View Full Version : Hand Coming Off 2-Handed Backhand
10-22-2009, 07:13 PM
During my last two tennis matches, I've noticed that my left hand will let go of the racquet during the follow through of my two-handed backhand. I've never noticed this happening before and would like opinions on what stroke flaw leads to this.
It may be nerves or getting tight at certain points in the match. I was sort of guiding forehands in and also shanking lots of backhands. I settled my backhand down and was relying on it to keep me in the match. It was around that time that I noticed my left hand flying off the grip during the follow through. I am right handed.
As best I can tell, the hand flies off the racquet right after contact is made as the follow through begins. Very frustrating and not sure why I am doing this all of the sudden.
10-22-2009, 07:15 PM
I would purposefully do that when I was using a really low powered flexible racket and a lot of topspin. I don't think it is bad for you stroke. It adds a lot of spin and pace unless you are doing it wrong.
10-22-2009, 11:03 PM
I think it's because you're not using your top hand effectively throughout the stroke. You should be extending your non-dominant arm through your target for as long as you can. This aids in control and penetration. If you're pulling or snatching your bottom hand away from your top hand, chances are you're also snatching your racket head away from the ball.
Mishitting is an indication that you're changing the plane of your swing path too sharply during contact, so drive through it more with that top hand using it to keep the racket stable through your contact zone.
If you perform these functions correctly, you will be able to draw a straight line from your shoulder, through your arm and racket, towards your target.
Something like this.^^^
10-22-2009, 11:48 PM
There's nothing wrong with letting go with your non-dominant hand (left hand for right handed players).
There is a lot more variation on 2 handed backhands. Borg comes to mind as a player that let go with the left. Its like a 2 hander with a 1 handed follow thru.
I sometimes have students open the fingers on the left for a few ball feeds to ensure they use the dominant hand control and to get thru the swing line with the left instead of pulling around. Hands should feel balanced thru the hit.
10-23-2009, 06:58 AM
I've thought this through and will pay more attention next time I play a match. I think without the pressure of matchplay, it is less of a problem. For instance, when practicing with a ball machine I hit the backhand pretty smooth and consistently.
I haven't played in tournaments since the early 90s and it is just getting back into the feel of competitive tennis. I think Quikj might be right on with this one. I think I am guilty of jerking the racquet head up too quickly in an attempt to help the ball over the net.
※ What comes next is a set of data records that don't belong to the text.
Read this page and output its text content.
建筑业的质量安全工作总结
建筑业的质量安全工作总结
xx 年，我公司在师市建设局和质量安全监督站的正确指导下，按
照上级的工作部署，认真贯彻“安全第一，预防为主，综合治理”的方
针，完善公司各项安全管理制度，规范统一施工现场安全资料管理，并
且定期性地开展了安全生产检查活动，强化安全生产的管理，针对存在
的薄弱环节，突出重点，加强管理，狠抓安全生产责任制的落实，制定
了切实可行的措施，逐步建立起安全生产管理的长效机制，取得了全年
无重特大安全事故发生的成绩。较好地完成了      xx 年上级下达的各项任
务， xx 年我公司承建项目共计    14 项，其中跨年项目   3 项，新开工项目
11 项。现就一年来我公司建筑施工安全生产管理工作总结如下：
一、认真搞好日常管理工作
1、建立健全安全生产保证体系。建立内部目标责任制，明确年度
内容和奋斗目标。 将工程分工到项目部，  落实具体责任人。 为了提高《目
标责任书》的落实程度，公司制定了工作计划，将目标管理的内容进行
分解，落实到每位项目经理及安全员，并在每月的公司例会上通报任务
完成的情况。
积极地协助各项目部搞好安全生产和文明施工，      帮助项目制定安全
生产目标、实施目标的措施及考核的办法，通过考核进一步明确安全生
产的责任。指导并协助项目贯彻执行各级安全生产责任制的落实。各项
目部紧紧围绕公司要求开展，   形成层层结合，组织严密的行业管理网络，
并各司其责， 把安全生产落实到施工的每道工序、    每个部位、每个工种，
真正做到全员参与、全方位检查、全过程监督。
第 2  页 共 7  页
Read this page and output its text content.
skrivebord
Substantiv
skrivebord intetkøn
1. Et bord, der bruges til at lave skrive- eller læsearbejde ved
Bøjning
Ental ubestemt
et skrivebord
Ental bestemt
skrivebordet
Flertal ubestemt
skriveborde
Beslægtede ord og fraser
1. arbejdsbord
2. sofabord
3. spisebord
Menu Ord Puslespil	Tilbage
As a result I am hitting shanks and/or pulling my left hand off the racquet way too soon.
I agree with 4sound to a point. I have seen others be quite successful with pulling the hand off the racquet, but I cannot do it. It is too distracting and the resulting shots are poor.
10-23-2009, 10:22 AM
As a general rule try not to muscle thru the backhand with your forearms and wrists. (easier said than done, especially if your not in position & late)
90% of shank/mishits comes from the racket swing line coming around the body too much instead of forward thru the ball path.
If you haven't already done so, have someone video tape you so you can really see yourself objectively.
10-23-2009, 11:11 AM
Yep, a little video will tell a whole lot.
It could be the case that you're actually trying to hit a right hand dominant backhand, but using your left hand more to stabilize the racquet and get it moving forward through contact. This is an interesting sort of a hybrid stroke that I noodled with myself a few years ago, but unless you've tried to construct this sort of a shot for yourself, it probably didn't happen spontaneously.
You may just need to get your left arm to be a bit more in command of your two-hander. I like to focus on extending that arm through contact, but also on extending to a full follow through so that I don't decelerate through the hitting zone. If your left hand is coming off the racquet, it sounds like it's only along for the ride and in that case, I'll bet that you're not getting good leverage or a good release of the racquet through the hitting zone. Easy for the racquet head to wander without the left hand powering it I think.